Mieux comprendre pour mieux sauver des vies
Chaque année, le 14 février marque la Journée mondiale de sensibilisation aux cardiopathies congénitales. Si cette date évoque l’amour dans de nombreux pays, elle est aussi l’occasion de parler d’un autre cœur : celui des enfants nés avec une malformation cardiaque.
Qu’est-ce qu’une cardiopathie congénitale ?
Les cardiopathies congénitales sont des malformations du cœur présentes dès la naissance. Elles résultent d’un développement anormal du cœur pendant la grossesse, souvent au cours des premières semaines de gestation.
Selon l’Organisation mondiale de la Santé, les malformations congénitales font partie des principales causes de mortalité néonatale dans le monde, et les cardiopathies congénitales représentent les anomalies congénitales les plus fréquentes.
On estime qu’environ 1 enfant sur 100 naît avec une anomalie cardiaque, avec des formes allant de légères (ne nécessitant qu’une surveillance) à sévères (exigeant une intervention chirurgicale urgente).
Les principales formes
Les cardiopathies congénitales peuvent être classées en deux grandes catégories :
1- Les cardiopathies non cyanogènes
Elles n’entraînent pas de coloration bleutée de la peau.
Exemples :
Communication interauriculaire (CIA)
Communication interventriculaire (CIV)
2- Les cardiopathies cyanogènes
Elles provoquent une cyanose (coloration bleutée des lèvres et des extrémités) liée à un défaut d’oxygénation du sang.
Exemple emblématique : la Tétralogie de Fallot.

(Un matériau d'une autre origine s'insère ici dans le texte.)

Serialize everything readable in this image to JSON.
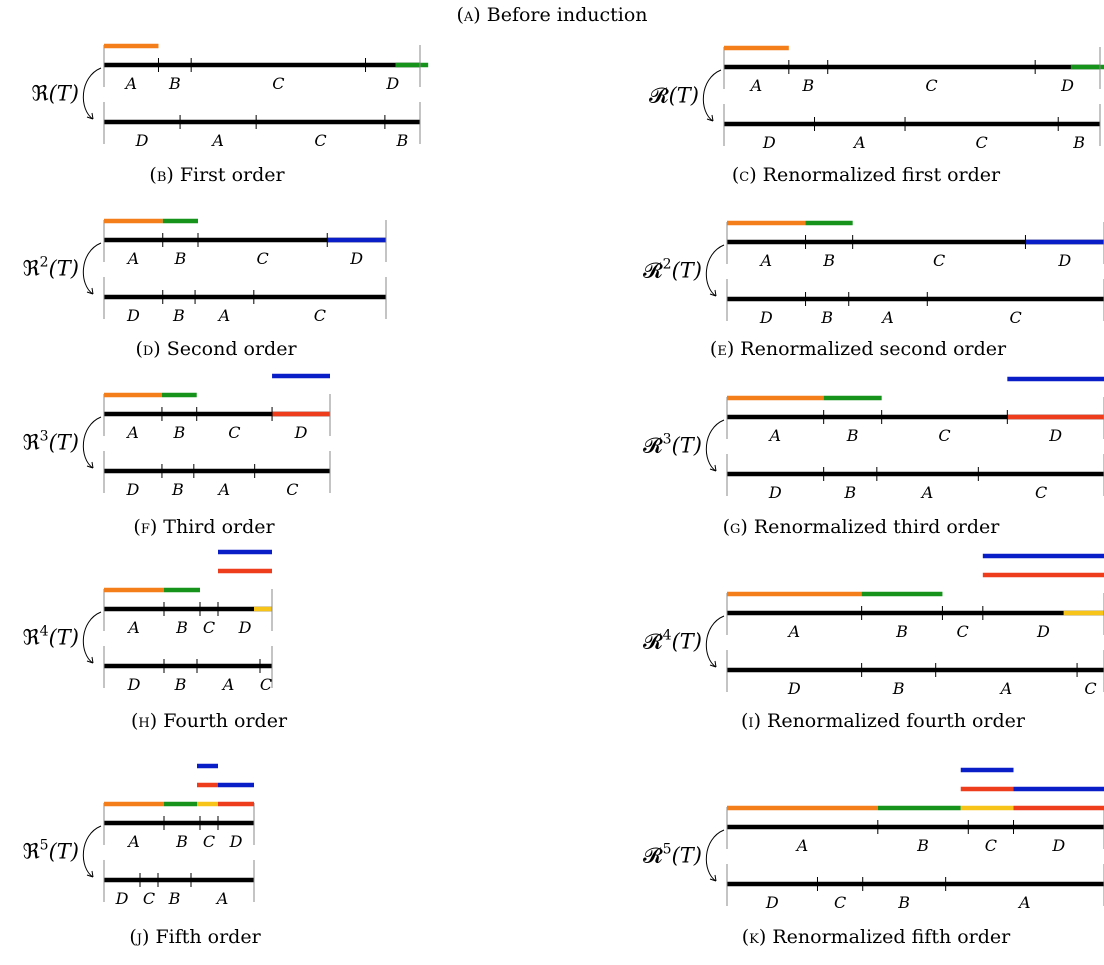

Signes d’alerte chez le nourrisson
Difficulté à téter ou fatigue excessive lors des repas
Retard de croissance
Respiration rapide ou essoufflement
Transpiration excessive
Cyanose (lèvres ou doigts bleutés)
Un dépistage précoce peut sauver des vies. L’échographie obstétricale, notamment au deuxième trimestre, permet parfois un diagnostic anténatal. Après la naissance, l’oxymétrie de pouls et l’examen clinique sont essentiels.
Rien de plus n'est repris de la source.